Juriste de formation (cursus universitaire en droit, à l’Université Paris II, Master 2 en Droit et contentieux de l’UE, Master spécialisé en Droit et Management International d’HEC Paris), la nouvelle « déléguée générale » de l’UMF (et non plus « secrétaire général ») a travaillé à la fois dans le privé et le public (Secrétariat général des affaires européennes ; département concurrence et affaires publiques du cabinet d’avocats Kramer Levin Naftalis & Frankel ; consultante chez Arcturus en charge du du monde maritime et du transport multimodal). 

Depuis février, elle a rejoint l’organisation professionnelle et entend « réarmer l’UMF » sur certains sujets, à commencer par la formation et l’emploi. « Nous devons devenir un acteur incontournable de l’emploi maritime sur la place, jouer un rôle fondamental sur ce sujet ». À l’étude, la mise en place d’une plateforme numérique qui répertoriera l’ensemble des besoins et des offres ainsi que l’organisation d’événements dédiés.  

Elle met aussi le cap sur la transition écologique. L’UMF a déjà déposé auprès de l’INPI (Institut national de la propriété intellectuelle) la marque Greenterland® (contraction de « green » et d’« hinterland »). « On est en train d’élaborer un livre blanc pour positionner Marseille comme hub de la transition écologique au niveau européen ».  

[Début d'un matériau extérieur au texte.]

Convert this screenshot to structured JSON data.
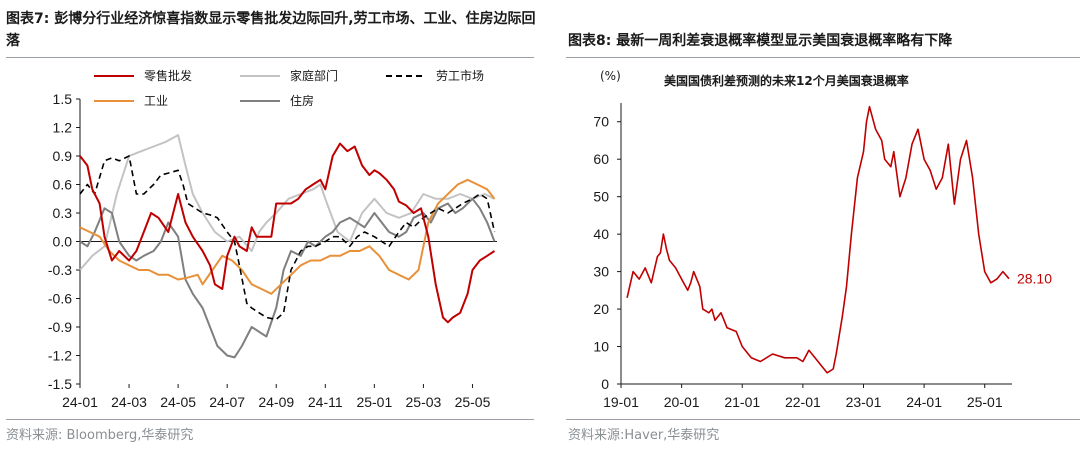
{
  "left_panel": {
    "title": "图表7:  彭博分行业经济惊喜指数显示零售批发边际回升,劳工市场、工业、住房边际回落",
    "source": "资料来源:   Bloomberg,华泰研究"
  },
  "right_panel": {
    "title": "图表8:  最新一周利差衰退概率模型显示美国衰退概率略有下降",
    "source": "资料来源:Haver,华泰研究"
  },
  "colors": {
    "retail": "#c00000",
    "household": "#c3c3c3",
    "labor": "#000000",
    "industry": "#e8913a",
    "housing": "#7f7f7f",
    "recession": "#c00000"
  },
  "chart_data": [
    {
      "type": "line",
      "ylim": [
        -1.5,
        1.5
      ],
      "yticks": [
        "1.5",
        "1.2",
        "0.9",
        "0.6",
        "0.3",
        "0.0",
        "-0.3",
        "-0.6",
        "-0.9",
        "-1.2",
        "-1.5"
      ],
      "xticks": [
        "24-01",
        "24-03",
        "24-05",
        "24-07",
        "24-09",
        "24-11",
        "25-01",
        "25-03",
        "25-05"
      ],
      "x_unit": "months since 24-01",
      "grid": false,
      "legend_position": "top",
      "series": [
        {
          "name": "零售批发",
          "key": "retail",
          "style": "solid",
          "x": [
            0,
            0.3,
            0.5,
            0.8,
            1,
            1.3,
            1.6,
            2,
            2.3,
            2.6,
            2.9,
            3.2,
            3.6,
            4,
            4.3,
            4.6,
            5,
            5.3,
            5.5,
            5.8,
            6,
            6.3,
            6.5,
            6.8,
            7,
            7.2,
            7.5,
            7.8,
            8,
            8.3,
            8.6,
            8.9,
            9.2,
            9.5,
            9.8,
            10,
            10.3,
            10.6,
            10.9,
            11.2,
            11.5,
            11.8,
            12,
            12.2,
            12.5,
            12.8,
            13,
            13.3,
            13.6,
            13.9,
            14.2,
            14.5,
            14.8,
            15,
            15.2,
            15.5,
            15.8,
            16,
            16.3,
            16.6,
            16.9
          ],
          "y": [
            0.9,
            0.8,
            0.55,
            0.4,
            0.05,
            -0.2,
            -0.1,
            -0.2,
            -0.1,
            0.1,
            0.3,
            0.25,
            0.1,
            0.5,
            0.2,
            0.05,
            -0.1,
            -0.25,
            -0.45,
            -0.5,
            -0.15,
            0.05,
            -0.05,
            -0.1,
            0.15,
            0.05,
            0.05,
            0.05,
            0.4,
            0.4,
            0.4,
            0.45,
            0.55,
            0.6,
            0.65,
            0.55,
            0.9,
            1.03,
            0.95,
            1.0,
            0.8,
            0.7,
            0.75,
            0.72,
            0.65,
            0.55,
            0.42,
            0.38,
            0.3,
            0.35,
            0.05,
            -0.45,
            -0.8,
            -0.85,
            -0.8,
            -0.75,
            -0.55,
            -0.3,
            -0.2,
            -0.15,
            -0.1
          ]
        },
        {
          "name": "家庭部门",
          "key": "household",
          "style": "solid",
          "x": [
            0,
            0.5,
            1,
            1.5,
            2,
            2.5,
            3,
            3.5,
            4,
            4.3,
            4.6,
            5,
            5.5,
            6,
            6.5,
            7,
            7.3,
            7.6,
            8,
            8.5,
            9,
            9.5,
            9.8,
            10,
            10.5,
            11,
            11.5,
            12,
            12.5,
            13,
            13.5,
            14,
            14.5,
            15,
            15.5,
            16,
            16.5,
            16.9
          ],
          "y": [
            -0.3,
            -0.15,
            -0.05,
            0.5,
            0.9,
            0.95,
            1.0,
            1.05,
            1.12,
            0.8,
            0.5,
            0.3,
            0.1,
            0.0,
            0.05,
            -0.1,
            0.1,
            0.2,
            0.3,
            0.45,
            0.5,
            0.55,
            0.6,
            0.45,
            0.1,
            0.0,
            0.3,
            0.45,
            0.3,
            0.25,
            0.3,
            0.5,
            0.45,
            0.45,
            0.5,
            0.45,
            0.5,
            0.45
          ]
        },
        {
          "name": "劳工市场",
          "key": "labor",
          "style": "dashed",
          "x": [
            0,
            0.3,
            0.6,
            1,
            1.3,
            1.6,
            2,
            2.3,
            2.6,
            3,
            3.3,
            3.6,
            4,
            4.2,
            4.4,
            4.7,
            5,
            5.3,
            5.6,
            6,
            6.3,
            6.5,
            6.8,
            7,
            7.3,
            7.6,
            8,
            8.3,
            8.6,
            9,
            9.3,
            9.6,
            10,
            10.3,
            10.6,
            11,
            11.3,
            11.6,
            12,
            12.3,
            12.6,
            13,
            13.3,
            13.6,
            14,
            14.3,
            14.6,
            15,
            15.3,
            15.6,
            16,
            16.3,
            16.6,
            16.9
          ],
          "y": [
            0.5,
            0.6,
            0.5,
            0.85,
            0.88,
            0.85,
            0.9,
            0.5,
            0.5,
            0.6,
            0.7,
            0.72,
            0.75,
            0.6,
            0.4,
            0.35,
            0.3,
            0.28,
            0.25,
            0.1,
            0.0,
            -0.25,
            -0.65,
            -0.7,
            -0.75,
            -0.8,
            -0.82,
            -0.75,
            -0.3,
            -0.1,
            -0.05,
            -0.05,
            0.0,
            0.05,
            0.05,
            -0.05,
            0.05,
            0.1,
            0.05,
            0.0,
            -0.05,
            0.1,
            0.2,
            0.15,
            0.25,
            0.3,
            0.35,
            0.3,
            0.35,
            0.4,
            0.45,
            0.5,
            0.45,
            0.1
          ]
        },
        {
          "name": "工业",
          "key": "industry",
          "style": "solid",
          "x": [
            0,
            0.4,
            0.8,
            1.2,
            1.6,
            2,
            2.4,
            2.8,
            3.2,
            3.6,
            4,
            4.4,
            4.8,
            5,
            5.4,
            5.8,
            6.2,
            6.6,
            7,
            7.4,
            7.8,
            8.2,
            8.6,
            9,
            9.4,
            9.8,
            10.2,
            10.6,
            11,
            11.4,
            11.8,
            12.2,
            12.6,
            13,
            13.4,
            13.8,
            14.2,
            14.6,
            15,
            15.4,
            15.8,
            16.2,
            16.6,
            16.9
          ],
          "y": [
            0.15,
            0.1,
            0.05,
            -0.1,
            -0.2,
            -0.25,
            -0.3,
            -0.3,
            -0.35,
            -0.35,
            -0.4,
            -0.38,
            -0.35,
            -0.45,
            -0.3,
            -0.15,
            -0.2,
            -0.3,
            -0.45,
            -0.5,
            -0.55,
            -0.45,
            -0.35,
            -0.25,
            -0.2,
            -0.2,
            -0.15,
            -0.15,
            -0.1,
            -0.1,
            -0.05,
            -0.15,
            -0.3,
            -0.35,
            -0.4,
            -0.3,
            0.2,
            0.4,
            0.5,
            0.6,
            0.65,
            0.6,
            0.55,
            0.45
          ]
        },
        {
          "name": "住房",
          "key": "housing",
          "style": "solid",
          "x": [
            0,
            0.3,
            0.6,
            1,
            1.3,
            1.6,
            2,
            2.3,
            2.6,
            3,
            3.3,
            3.6,
            4,
            4.3,
            4.6,
            5,
            5.3,
            5.6,
            6,
            6.3,
            6.6,
            7,
            7.3,
            7.6,
            8,
            8.3,
            8.6,
            9,
            9.3,
            9.6,
            10,
            10.3,
            10.6,
            11,
            11.3,
            11.6,
            12,
            12.3,
            12.6,
            13,
            13.3,
            13.6,
            14,
            14.3,
            14.6,
            15,
            15.3,
            15.6,
            16,
            16.3,
            16.6,
            16.9
          ],
          "y": [
            0.0,
            -0.05,
            0.1,
            0.35,
            0.3,
            0.0,
            -0.15,
            -0.2,
            -0.15,
            -0.1,
            0.0,
            0.2,
            0.05,
            -0.4,
            -0.55,
            -0.7,
            -0.9,
            -1.1,
            -1.2,
            -1.22,
            -1.1,
            -0.9,
            -0.95,
            -1.0,
            -0.7,
            -0.3,
            -0.1,
            -0.15,
            0.0,
            -0.05,
            0.05,
            0.1,
            0.2,
            0.25,
            0.2,
            0.15,
            0.3,
            0.2,
            0.1,
            0.05,
            0.1,
            0.25,
            0.3,
            0.2,
            0.35,
            0.4,
            0.3,
            0.35,
            0.45,
            0.35,
            0.2,
            0.0
          ]
        }
      ]
    },
    {
      "type": "line",
      "title": "美国国债利差预测的未来12个月美国衰退概率",
      "ylabel": "(%)",
      "ylim": [
        0,
        75
      ],
      "yticks": [
        "0",
        "10",
        "20",
        "30",
        "40",
        "50",
        "60",
        "70"
      ],
      "xticks": [
        "19-01",
        "20-01",
        "21-01",
        "22-01",
        "23-01",
        "24-01",
        "25-01"
      ],
      "x_unit": "years since 19-01",
      "grid": false,
      "last_value_label": "28.10",
      "series": [
        {
          "key": "recession",
          "x": [
            0.1,
            0.2,
            0.3,
            0.4,
            0.5,
            0.6,
            0.65,
            0.7,
            0.75,
            0.8,
            0.9,
            1.0,
            1.1,
            1.15,
            1.2,
            1.3,
            1.35,
            1.45,
            1.5,
            1.55,
            1.65,
            1.75,
            1.9,
            2.0,
            2.15,
            2.3,
            2.5,
            2.7,
            2.9,
            3.0,
            3.1,
            3.2,
            3.3,
            3.4,
            3.5,
            3.55,
            3.65,
            3.72,
            3.8,
            3.9,
            4.0,
            4.05,
            4.1,
            4.2,
            4.3,
            4.35,
            4.45,
            4.5,
            4.6,
            4.7,
            4.8,
            4.9,
            5.0,
            5.1,
            5.2,
            5.3,
            5.4,
            5.5,
            5.6,
            5.7,
            5.8,
            5.9,
            6.0,
            6.1,
            6.2,
            6.3,
            6.4
          ],
          "y": [
            23,
            30,
            28,
            31,
            27,
            34,
            35,
            40,
            36,
            33,
            31,
            28,
            25,
            27,
            30,
            26,
            20,
            19,
            20,
            17,
            19,
            15,
            14,
            10,
            7,
            6,
            8,
            7,
            7,
            6,
            9,
            7,
            5,
            3,
            4,
            8,
            18,
            26,
            40,
            55,
            62,
            70,
            74,
            68,
            65,
            60,
            58,
            62,
            50,
            55,
            64,
            68,
            60,
            57,
            52,
            55,
            64,
            48,
            60,
            65,
            55,
            40,
            30,
            27,
            28,
            30,
            28.1
          ]
        }
      ]
    }
  ]
}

Dernier chantier prioritaire auquel elle veut s’atteler : la communication interne vers les adhérents avec la mise en œuvre d’outils à leur disposition et vers l’extérieur (milieux politiques et institutionnels). De façon à reste un interlocuteur privilégié des pouvoirs publics.

Hervé Gastinel (Ponant), Benoît Dehaye (La Méridionale), Léa Loriquet (UMF) ouvrent donc un nouveau chapitre. La continuité dans le changement, comme il se dit toujours dans ces circonstances.